How much potash alum is prepared by 6g Al2(SO4)3 & 1.5g K2SO4?
To determine the amount of potash alum (KAl(SO4)2) that can be prepared from 6g of Al2(SO4)3 and 1.5g of K2SO4, we need to find the limiting reactant.
1. Start by finding the molar masses of each compound:
- Al2(SO4)3: 2(26.98 g/mol) + 3(32.07 g/mol) + 12(16.00 g/mol) = 342.15 g/mol
- K2SO4: 2(39.10 g/mol) + 32.07 g/mol + 4(16.00 g/mol) = 174.26 g/mol
2. Use the molar masses to calculate the number of moles for each compound:
- Moles of Al2(SO4)3 = Mass / Molar mass = 6g / 342.15 g/mol
- Moles of K2SO4 = Mass / Molar mass = 1.5g / 174.26 g/mol
3. Determine the molar ratio between Al2(SO4)3 and KAl(SO4)2, which is 1:1. This means that for every 1 mole of Al2(SO4)3, we need 1 mole of KAl(SO4)2.

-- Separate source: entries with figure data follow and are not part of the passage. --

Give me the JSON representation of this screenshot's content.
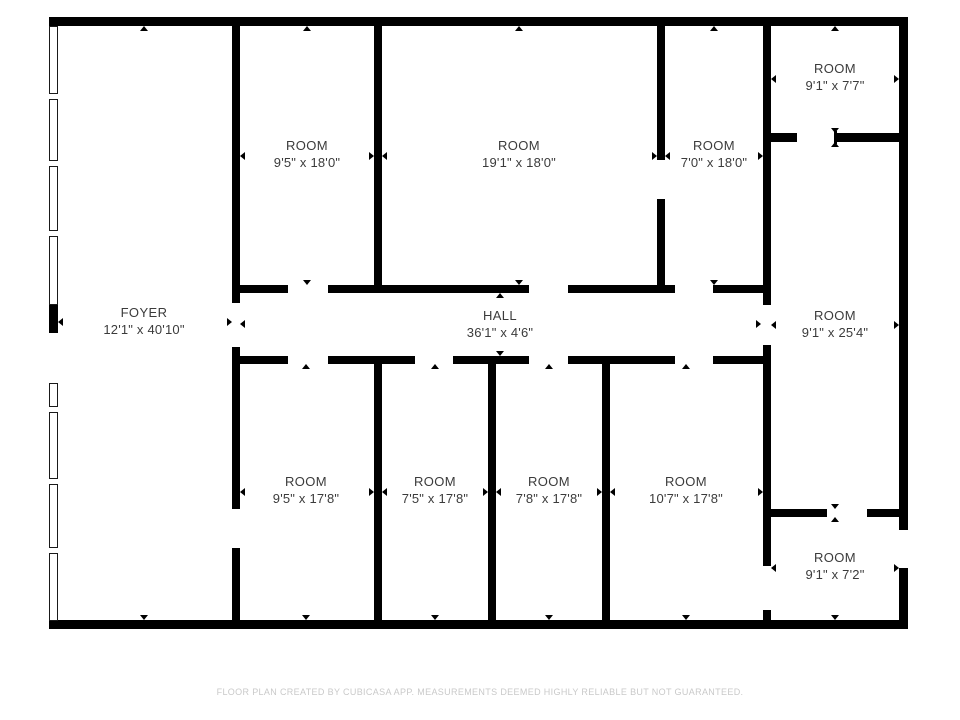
{
  "plan": {
    "rooms": [
      {
        "id": "foyer",
        "name": "FOYER",
        "dims": "12'1\" x 40'10\""
      },
      {
        "id": "room-a",
        "name": "ROOM",
        "dims": "9'5\" x 18'0\""
      },
      {
        "id": "room-b",
        "name": "ROOM",
        "dims": "19'1\" x 18'0\""
      },
      {
        "id": "room-c",
        "name": "ROOM",
        "dims": "7'0\" x 18'0\""
      },
      {
        "id": "room-d",
        "name": "ROOM",
        "dims": "9'1\" x 7'7\""
      },
      {
        "id": "room-e",
        "name": "ROOM",
        "dims": "9'1\" x 25'4\""
      },
      {
        "id": "hall",
        "name": "HALL",
        "dims": "36'1\" x 4'6\""
      },
      {
        "id": "room-f",
        "name": "ROOM",
        "dims": "9'5\" x 17'8\""
      },
      {
        "id": "room-g",
        "name": "ROOM",
        "dims": "7'5\" x 17'8\""
      },
      {
        "id": "room-h",
        "name": "ROOM",
        "dims": "7'8\" x 17'8\""
      },
      {
        "id": "room-i",
        "name": "ROOM",
        "dims": "10'7\" x 17'8\""
      },
      {
        "id": "room-j",
        "name": "ROOM",
        "dims": "9'1\" x 7'2\""
      }
    ],
    "footer": "FLOOR PLAN CREATED BY CUBICASA APP. MEASUREMENTS DEEMED HIGHLY RELIABLE BUT NOT GUARANTEED.",
    "colors": {
      "wall": "#000000",
      "label_text": "#3b3b3b",
      "footer_text": "#c9c9c9",
      "background": "#ffffff"
    }
  }
}
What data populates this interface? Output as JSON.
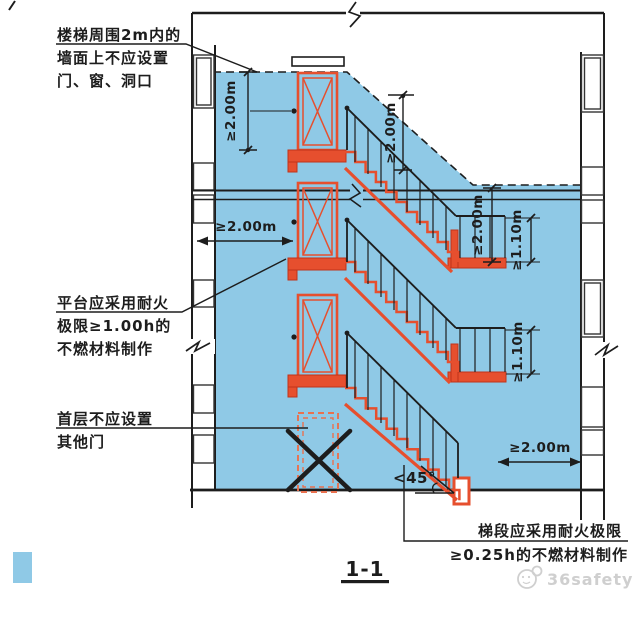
{
  "colors": {
    "zone_blue": "#8FC9E6",
    "stair_red": "#E64F2E",
    "dashed_door_red": "#E8714F",
    "line_black": "#1d1d1d",
    "watermark_gray": "#CFCFCF"
  },
  "annotations": {
    "wall_openings": {
      "line1": "楼梯周围2m内的",
      "line2": "墙面上不应设置",
      "line3": "门、窗、洞口"
    },
    "platform_fire": {
      "line1": "平台应采用耐火",
      "line2": "极限≥1.00h的",
      "line3": "不燃材料制作"
    },
    "first_floor": {
      "line1": "首层不应设置",
      "line2": "其他门"
    },
    "flight_fire": {
      "line1": "梯段应采用耐火极限",
      "line2": "≥0.25h的不燃材料制作"
    }
  },
  "dimensions": {
    "top_left_vertical": "≥2.00m",
    "headroom_vertical": "≥2.00m",
    "mid_left_horizontal": "≥2.00m",
    "right_upper_vertical": "≥2.00m",
    "railing_upper": "≥1.10m",
    "railing_lower": "≥1.10m",
    "bottom_right_horizontal": "≥2.00m",
    "stair_angle": "<45°"
  },
  "section_label": "1-1",
  "watermark": "36safety"
}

4. Compare the moles of Al2(SO4)3 and K2SO4 to determine the limiting reactant:
- Divide the moles of Al2(SO4)3 by the molar ratio (1:1) to get moles of KAl(SO4)2 that can be formed.

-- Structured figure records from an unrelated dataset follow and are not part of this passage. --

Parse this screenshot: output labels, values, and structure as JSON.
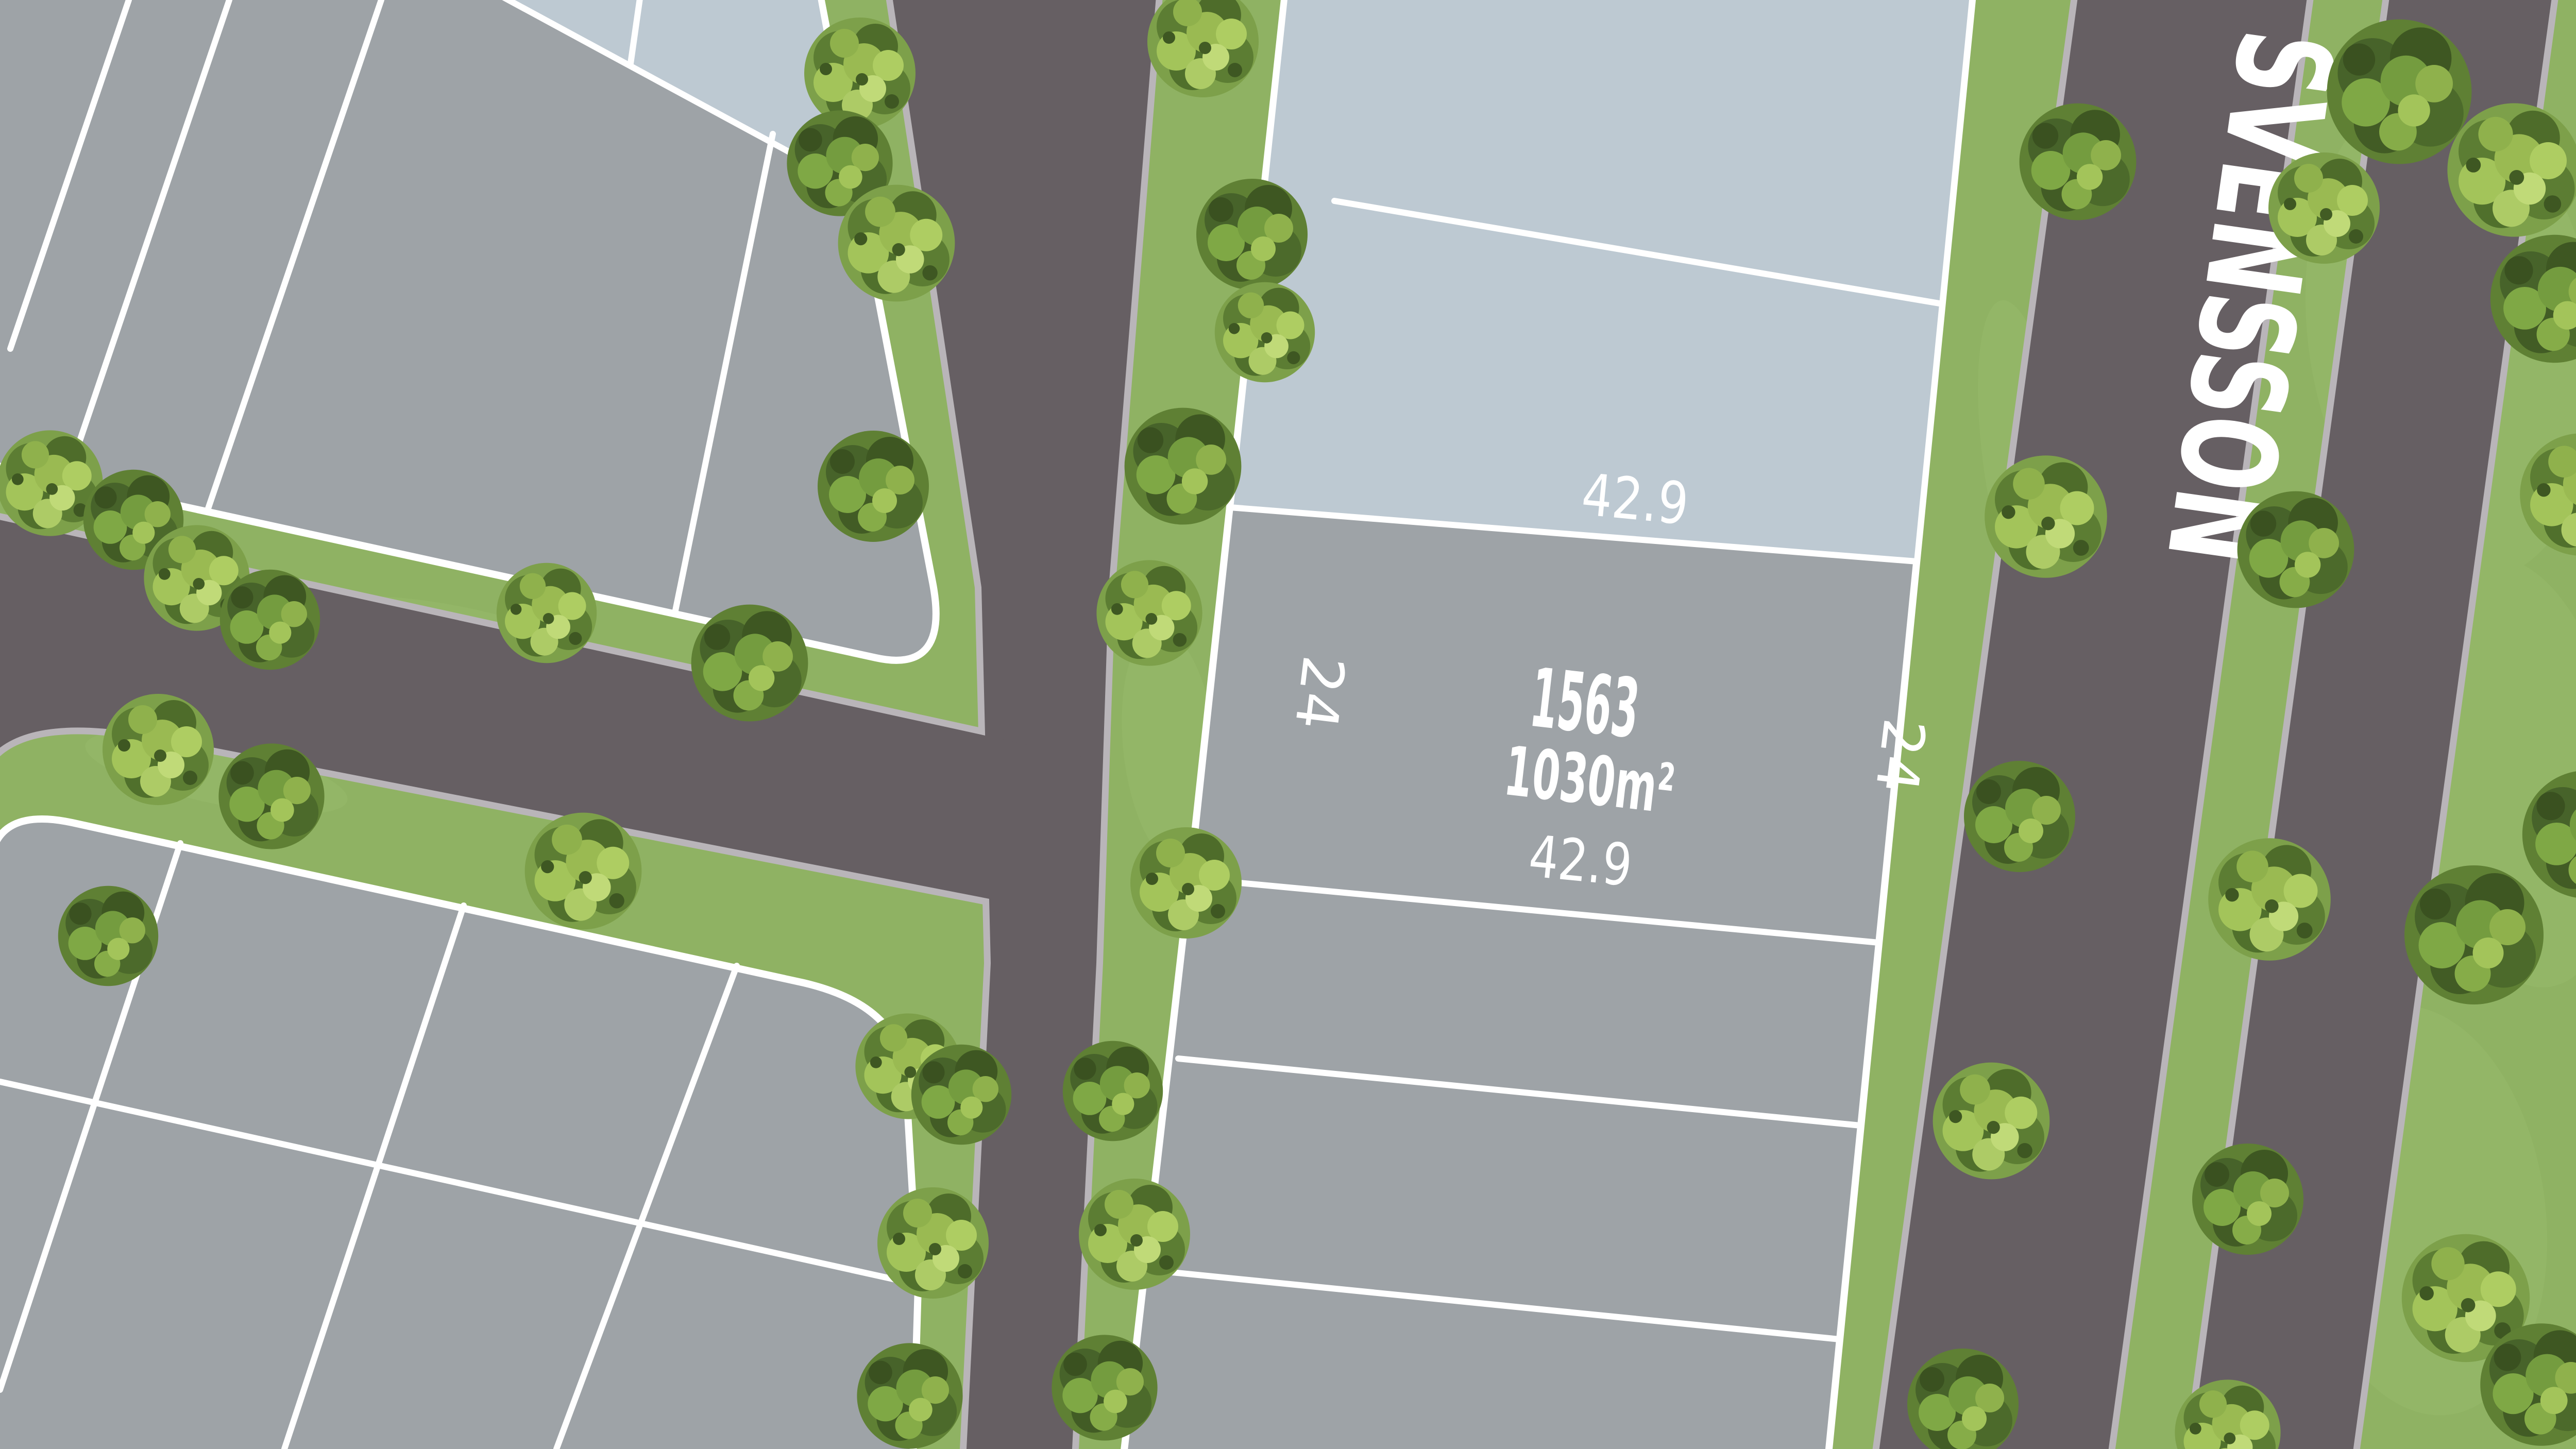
{
  "plan": {
    "street": {
      "name": "SVENSSON"
    },
    "lot": {
      "number": "1563",
      "area": "1030m²",
      "dim_top": "42.9",
      "dim_bottom": "42.9",
      "dim_left": "24",
      "dim_right": "24"
    },
    "legend": {
      "available_lot_color": "#9EA3A7",
      "unavailable_lot_color": "#BDC9D2",
      "road_color": "#665F63",
      "curb_color": "#B9B5B9",
      "grass_color": "#8FB263",
      "boundary_line_color": "#FFFFFF",
      "label_color": "#FFFFFF"
    }
  }
}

- Divide the moles of K2SO4 by the molar ratio (1:1) to get moles of KAl(SO4)2 that can be formed.
The smaller value obtained in step 4 represents the limiting reactant. It determines the maximum amount of product (potash alum) that can be formed.
5. Once we've identified the limiting reactant, we can use its moles to calculate the amount (in grams) of potash alum formed.
- Multiply the moles of KAl(SO4)2 by its molar mass to determine the mass of potash alum formed.
Remember, the theoretical yield assumes 100% efficiency. In practice, the actual yield may be less due to factors such as incomplete reactions or side reactions.
So, now you have the step-by-step explanation to calculate the amount of potash alum that can be prepared from 6g of Al2(SO4)3 and 1.5g of K2SO4.